My parents downplayed their identities as Jewish Americans in order to assimilate into the wider culture. Today’s SGAs (as well as their non-SGA peers) choose to assert their multiple identities as Americans and as members of their respective religious/spiritual and ethnic communities. They are unwilling to emphasize one over the other, instead appreciating how each aspect of their identity informs and affects the other. One sees this in Maryanne’s video, where she explains how her identity and experience as a Roman Catholic American is largely shaped by her Mexican ethnicity.

In ways never imaged by earlier generations, widespread access to technology and social media makes it possible for today’s SGAs to stay connected to the countries from which their families immigrated. Social media allows them to cultivate a sense of community and solidarity with family and friends back in the home-country, simultaneously giving them a connection to their kin in America, as Sumaya's video indicates.

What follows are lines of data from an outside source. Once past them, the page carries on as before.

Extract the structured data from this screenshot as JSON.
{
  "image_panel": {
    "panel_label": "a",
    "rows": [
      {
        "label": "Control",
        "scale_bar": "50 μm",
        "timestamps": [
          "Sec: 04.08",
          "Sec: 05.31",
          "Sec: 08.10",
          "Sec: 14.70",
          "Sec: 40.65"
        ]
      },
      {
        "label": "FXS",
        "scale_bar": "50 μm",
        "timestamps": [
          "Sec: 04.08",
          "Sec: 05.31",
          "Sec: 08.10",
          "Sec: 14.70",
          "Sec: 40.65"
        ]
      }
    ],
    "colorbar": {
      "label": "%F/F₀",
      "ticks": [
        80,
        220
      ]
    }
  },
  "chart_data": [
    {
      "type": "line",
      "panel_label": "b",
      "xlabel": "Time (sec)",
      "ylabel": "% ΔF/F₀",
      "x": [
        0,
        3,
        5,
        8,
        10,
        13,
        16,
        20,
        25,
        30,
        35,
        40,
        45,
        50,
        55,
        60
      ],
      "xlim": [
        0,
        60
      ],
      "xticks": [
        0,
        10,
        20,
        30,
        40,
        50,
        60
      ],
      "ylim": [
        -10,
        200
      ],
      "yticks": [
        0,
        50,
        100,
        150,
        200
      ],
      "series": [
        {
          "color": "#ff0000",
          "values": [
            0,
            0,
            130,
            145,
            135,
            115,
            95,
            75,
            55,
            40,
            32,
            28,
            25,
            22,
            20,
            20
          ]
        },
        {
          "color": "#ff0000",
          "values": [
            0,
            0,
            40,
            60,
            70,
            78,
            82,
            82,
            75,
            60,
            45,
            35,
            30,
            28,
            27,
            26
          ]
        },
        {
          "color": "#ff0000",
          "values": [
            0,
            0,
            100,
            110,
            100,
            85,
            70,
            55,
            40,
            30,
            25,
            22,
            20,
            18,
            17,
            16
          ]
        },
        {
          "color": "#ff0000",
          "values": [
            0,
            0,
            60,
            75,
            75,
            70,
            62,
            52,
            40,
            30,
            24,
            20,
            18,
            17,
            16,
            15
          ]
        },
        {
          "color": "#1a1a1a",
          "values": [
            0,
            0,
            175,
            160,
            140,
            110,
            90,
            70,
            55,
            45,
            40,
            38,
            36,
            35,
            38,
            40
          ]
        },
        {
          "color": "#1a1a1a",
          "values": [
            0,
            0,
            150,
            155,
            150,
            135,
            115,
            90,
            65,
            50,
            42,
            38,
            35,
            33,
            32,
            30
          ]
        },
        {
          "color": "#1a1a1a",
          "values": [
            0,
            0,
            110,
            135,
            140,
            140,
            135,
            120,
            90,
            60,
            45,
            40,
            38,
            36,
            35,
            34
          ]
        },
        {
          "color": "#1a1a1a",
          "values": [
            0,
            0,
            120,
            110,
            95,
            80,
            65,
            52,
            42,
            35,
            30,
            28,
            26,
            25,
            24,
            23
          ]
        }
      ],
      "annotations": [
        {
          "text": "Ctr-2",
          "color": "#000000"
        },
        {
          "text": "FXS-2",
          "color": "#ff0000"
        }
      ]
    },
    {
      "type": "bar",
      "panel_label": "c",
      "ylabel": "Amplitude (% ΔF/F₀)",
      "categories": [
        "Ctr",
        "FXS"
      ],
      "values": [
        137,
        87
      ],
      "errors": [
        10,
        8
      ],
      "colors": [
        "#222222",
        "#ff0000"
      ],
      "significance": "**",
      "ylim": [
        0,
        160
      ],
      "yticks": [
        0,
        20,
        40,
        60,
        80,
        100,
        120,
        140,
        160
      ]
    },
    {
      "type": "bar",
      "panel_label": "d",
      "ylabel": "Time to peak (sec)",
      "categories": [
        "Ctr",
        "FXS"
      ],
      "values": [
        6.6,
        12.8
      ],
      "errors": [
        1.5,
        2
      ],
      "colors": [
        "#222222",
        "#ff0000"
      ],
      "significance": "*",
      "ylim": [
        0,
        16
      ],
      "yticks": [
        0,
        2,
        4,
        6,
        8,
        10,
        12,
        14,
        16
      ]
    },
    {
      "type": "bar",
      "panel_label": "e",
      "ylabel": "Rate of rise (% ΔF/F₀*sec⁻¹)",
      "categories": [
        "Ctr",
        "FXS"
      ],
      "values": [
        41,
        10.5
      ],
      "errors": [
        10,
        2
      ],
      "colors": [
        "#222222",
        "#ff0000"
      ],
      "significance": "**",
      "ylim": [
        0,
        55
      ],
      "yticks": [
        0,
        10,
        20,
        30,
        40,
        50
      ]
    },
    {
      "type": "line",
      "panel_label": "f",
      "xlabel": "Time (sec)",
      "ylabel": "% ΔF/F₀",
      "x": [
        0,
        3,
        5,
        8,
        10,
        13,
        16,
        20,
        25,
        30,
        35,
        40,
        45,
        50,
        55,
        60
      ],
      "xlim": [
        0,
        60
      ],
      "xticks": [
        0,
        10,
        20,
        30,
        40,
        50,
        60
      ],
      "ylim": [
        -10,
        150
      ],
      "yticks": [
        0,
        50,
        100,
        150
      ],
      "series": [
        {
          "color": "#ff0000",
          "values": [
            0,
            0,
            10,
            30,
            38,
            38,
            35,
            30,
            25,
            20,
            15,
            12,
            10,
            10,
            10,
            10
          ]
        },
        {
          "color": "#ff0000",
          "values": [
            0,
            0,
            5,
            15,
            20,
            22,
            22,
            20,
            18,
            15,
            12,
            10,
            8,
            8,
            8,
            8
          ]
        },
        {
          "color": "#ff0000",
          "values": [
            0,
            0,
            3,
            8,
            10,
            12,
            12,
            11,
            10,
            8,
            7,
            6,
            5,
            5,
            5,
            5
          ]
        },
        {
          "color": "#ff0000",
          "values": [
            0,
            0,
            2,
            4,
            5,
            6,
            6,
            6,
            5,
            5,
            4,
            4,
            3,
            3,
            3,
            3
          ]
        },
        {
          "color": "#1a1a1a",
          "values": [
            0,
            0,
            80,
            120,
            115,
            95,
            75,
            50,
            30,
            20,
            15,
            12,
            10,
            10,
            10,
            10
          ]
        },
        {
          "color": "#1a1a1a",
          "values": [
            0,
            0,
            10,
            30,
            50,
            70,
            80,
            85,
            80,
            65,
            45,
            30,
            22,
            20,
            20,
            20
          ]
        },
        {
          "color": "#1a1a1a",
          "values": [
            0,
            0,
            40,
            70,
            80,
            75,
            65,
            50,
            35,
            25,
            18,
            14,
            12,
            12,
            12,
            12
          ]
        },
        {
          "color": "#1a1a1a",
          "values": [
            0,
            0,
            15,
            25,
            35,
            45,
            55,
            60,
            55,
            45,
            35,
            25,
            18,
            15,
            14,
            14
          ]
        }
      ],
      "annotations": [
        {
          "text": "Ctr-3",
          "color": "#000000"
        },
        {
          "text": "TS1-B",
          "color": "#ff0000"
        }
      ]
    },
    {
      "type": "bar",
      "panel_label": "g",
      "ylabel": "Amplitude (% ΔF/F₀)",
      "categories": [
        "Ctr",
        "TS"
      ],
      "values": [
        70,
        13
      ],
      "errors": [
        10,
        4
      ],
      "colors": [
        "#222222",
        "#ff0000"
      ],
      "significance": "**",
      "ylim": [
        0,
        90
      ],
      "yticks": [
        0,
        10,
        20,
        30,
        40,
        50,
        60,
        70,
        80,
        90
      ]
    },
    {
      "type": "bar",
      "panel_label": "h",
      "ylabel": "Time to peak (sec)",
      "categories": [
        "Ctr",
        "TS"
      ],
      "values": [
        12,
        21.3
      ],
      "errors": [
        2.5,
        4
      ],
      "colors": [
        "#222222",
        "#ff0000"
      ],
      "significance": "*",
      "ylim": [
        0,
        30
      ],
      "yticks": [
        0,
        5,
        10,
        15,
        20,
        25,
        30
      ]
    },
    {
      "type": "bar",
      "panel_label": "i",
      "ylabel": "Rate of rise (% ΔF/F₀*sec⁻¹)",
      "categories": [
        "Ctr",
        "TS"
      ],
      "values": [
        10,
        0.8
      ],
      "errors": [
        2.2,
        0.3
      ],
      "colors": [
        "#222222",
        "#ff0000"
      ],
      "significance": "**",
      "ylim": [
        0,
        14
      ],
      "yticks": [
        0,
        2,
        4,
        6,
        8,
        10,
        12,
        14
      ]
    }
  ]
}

Personal formation by second-generation young people is also heavily influenced by the high levels of contact with people of different religious and ethnic identities, as Samira notes. This new, unprecedented diversity creates opportunities for all young people to craft their own unique take on their religious and spiritual identities. For second-gens, this typically means an identity related to the experiences and identities of their parents but also distinctly American. Manbir touches on this in his video as he talks about what it means to be a Sikh American.

Being a second-generation American in a small religious tradition seems to have certain universal aspects, today, 50 years ago, even a hundred years ago. Today, though, SGAs are charting new ways of articulating the layers and nuances of their identities and life in America. This new development is important because it allows us all to better understand who we are beneath the labels that we so easily place on one another and the incredible complexity and diversity that is contained within.